Those who cross paths with a thylacine tend to go silly, with their new life quest being the pursuit of visual evidence to prove they aren’t a fringe-dwelling nutter.
So far, despite the wonders of affordable no-glow trailcams, camera drones and what-not, Tasmania’s surviving thylacines have remained elusive, leaving witnesses gibbering to anyone who’ll listen how the animals are still here, but without the witness being able to provide actual proof.

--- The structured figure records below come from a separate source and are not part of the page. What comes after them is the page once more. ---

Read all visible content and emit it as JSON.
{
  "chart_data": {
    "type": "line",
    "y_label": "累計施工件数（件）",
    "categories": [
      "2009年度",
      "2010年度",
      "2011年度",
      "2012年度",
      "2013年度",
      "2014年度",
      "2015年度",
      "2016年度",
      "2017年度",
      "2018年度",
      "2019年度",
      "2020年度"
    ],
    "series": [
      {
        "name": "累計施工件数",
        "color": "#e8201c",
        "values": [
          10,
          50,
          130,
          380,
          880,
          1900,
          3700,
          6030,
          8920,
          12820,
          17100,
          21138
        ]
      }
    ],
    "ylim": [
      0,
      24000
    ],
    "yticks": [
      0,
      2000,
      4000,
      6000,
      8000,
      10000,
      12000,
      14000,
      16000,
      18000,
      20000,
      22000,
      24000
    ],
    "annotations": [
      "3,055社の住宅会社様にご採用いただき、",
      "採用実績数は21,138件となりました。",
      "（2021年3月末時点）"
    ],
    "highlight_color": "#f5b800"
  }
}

Fortunately, the pursuit of tiger evidence is not without its rewards, even when tigers don’t show.
Our hidden cameras and evening wanderings with a Canon SLR have picked up several devils, some of which do not have facial cancers, eastern bandicoots, feral cats, wombats, wallabies great and small, echidnas, possums with their young, eagles, and other birds.
The big devil in the picture above does unfortunately appear to have a lump on its jaw, but it is hard to know if it is a cancer or the jawline.
The photo is interesting because it demonstrates that sheep aren’t too fussed by them being around, although the youngest lambs might disagree, as three of our late ones simply disappeared this year.
Meanwhile, we wait patiently for the thylacines’ return. It has been a long eight years and I hope they hurry, as I can’t live forever, and battery purchases for my trail cameras are sending me broke.
For those of you who read this at the time of posting, have a great Xmas.